Connecticut Students for a Dream Begin Battle at the Capitol

Connecticut Students for a Dream (C4D) conducted a press conference in the Legislative Office Building Wednesday afternoon.

The group held the event to urge the Connecticut General Assembly to pass a bill legalizing institutional financial aid for undocumented students, formally calling the movement the “Afford to Dream Campaign 2016.”

“Undocumented Connecticut students without immigration status pay full tuition, contributing towards this institutional aid,” a preemptory press release read. “Yet Connecticut does not allow undocumented students access [to the accumulated tuition money] to receive institutional aid themselves.”
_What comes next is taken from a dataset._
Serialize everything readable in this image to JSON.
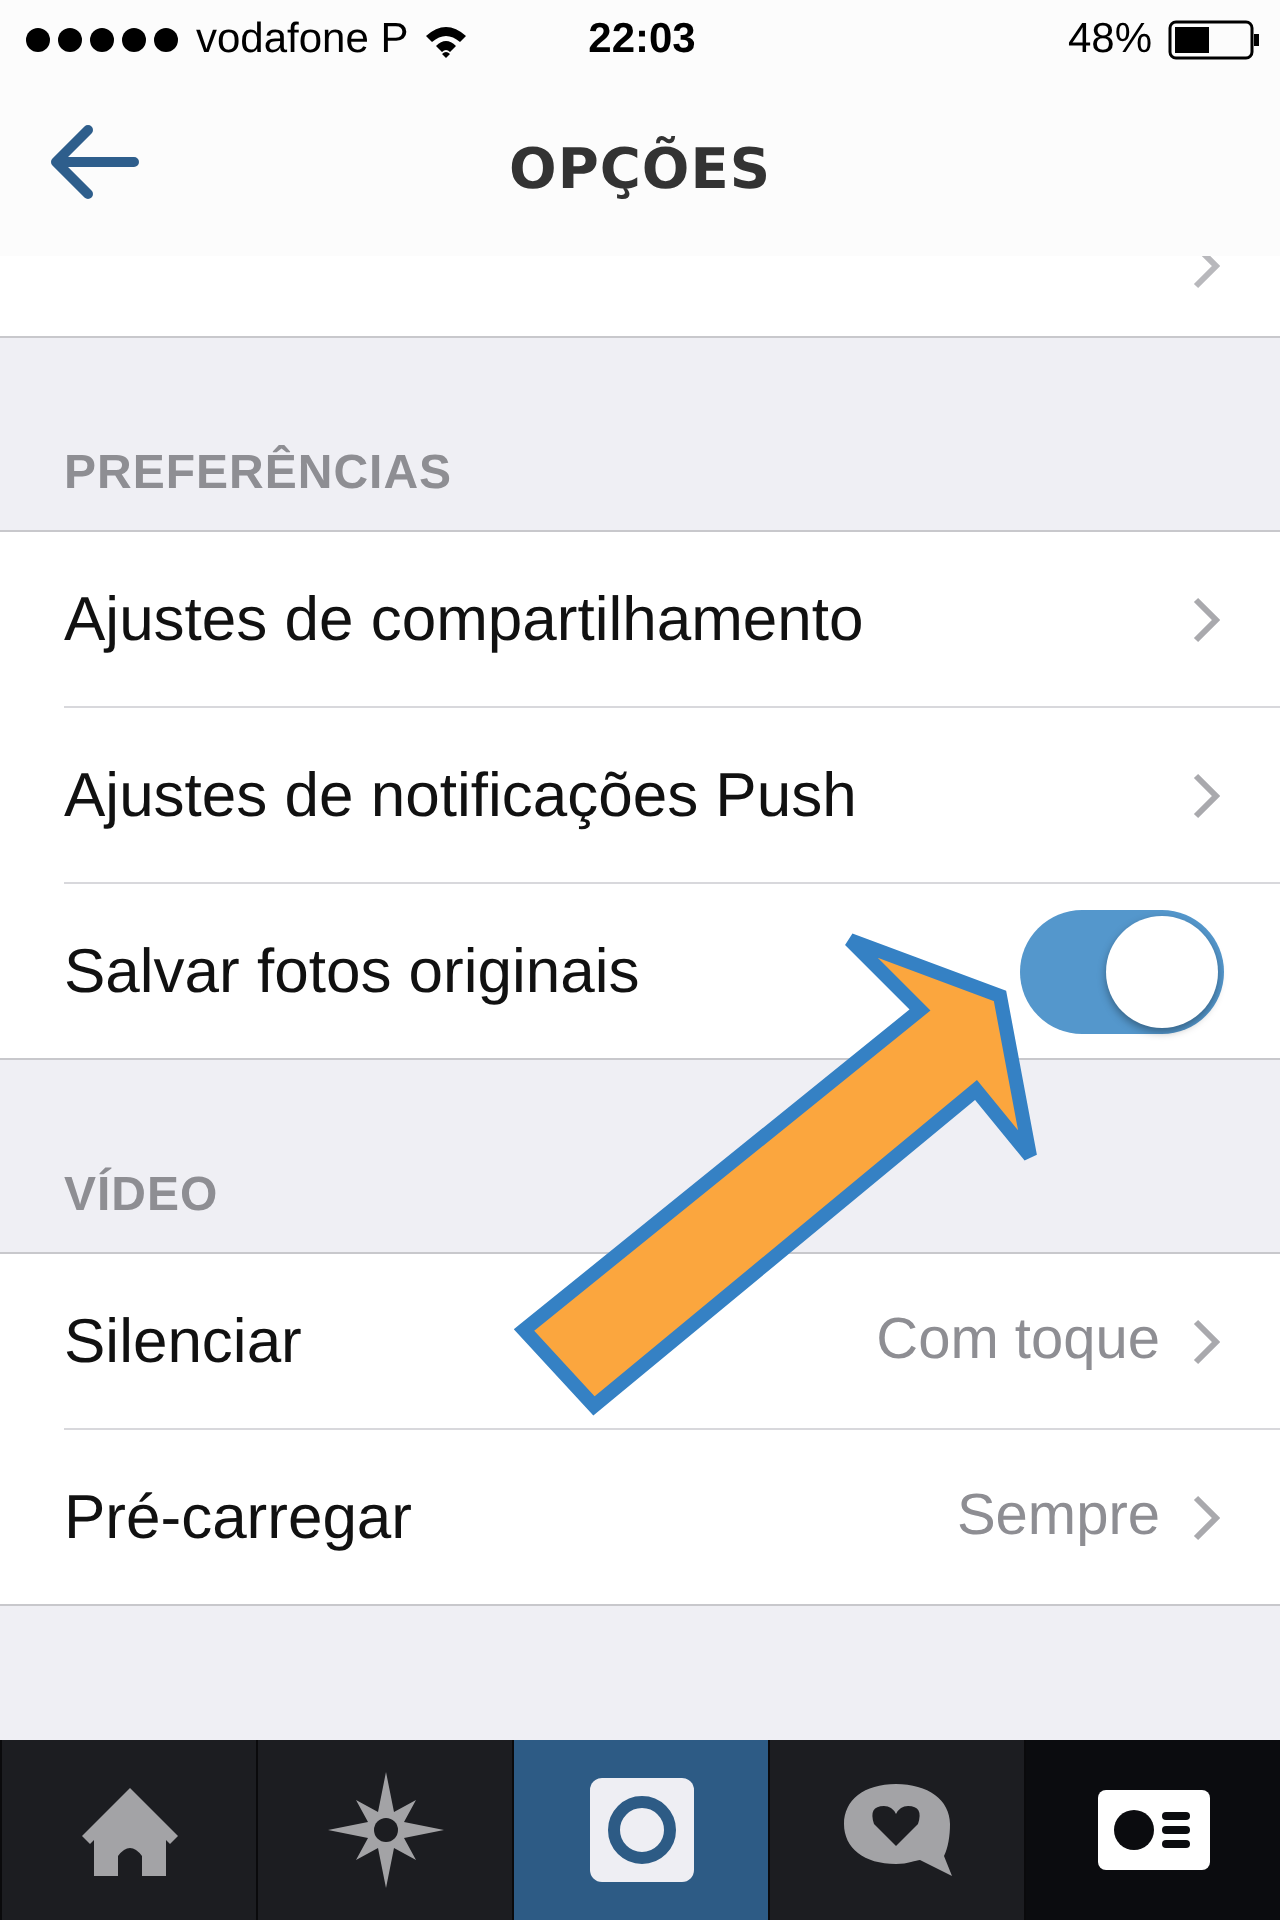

University of Connecticut student and member of C4D Varun Khattar, an eighth-semester sociology major, talked about the organization and his involvement in it. 

“Connecticut Students for a Dream is a statewide network of undocumented immigrant youth and allies fighting for educational equity founded in 2011 after the failure of the Dream Act to pass the U.S. Senate,” Khattar said. “It is run mostly by volunteers, with a few part-time staff and paid organizers.”

This press conference essentially re-launched a campaign to pass the bill. Last legislative session, the state Senate voted to pass the bill 24-12, but it was never called to a vote in the House.

UConn student Alison Martinez, a tenth-semester urban and community studies major, is directly affected by the state policy barring undocumented immigrants from receiving institutional aid.

She hopes for the bill to come to fruition, meaning undocumented students can “finally access the pool of money that we have been paying into with our tuition,” Martinez said.

“My journey as an undocumented student at UConn has required me to pay for tuition out of pocket without receiving any institutional financial aid, and due to my immigration status I am limited [in terms of] scholarships,” Martinez said. “Each semester I worry because I never know if I will be able to afford to stay in school. I am not alone facing this uncertainty in higher education.”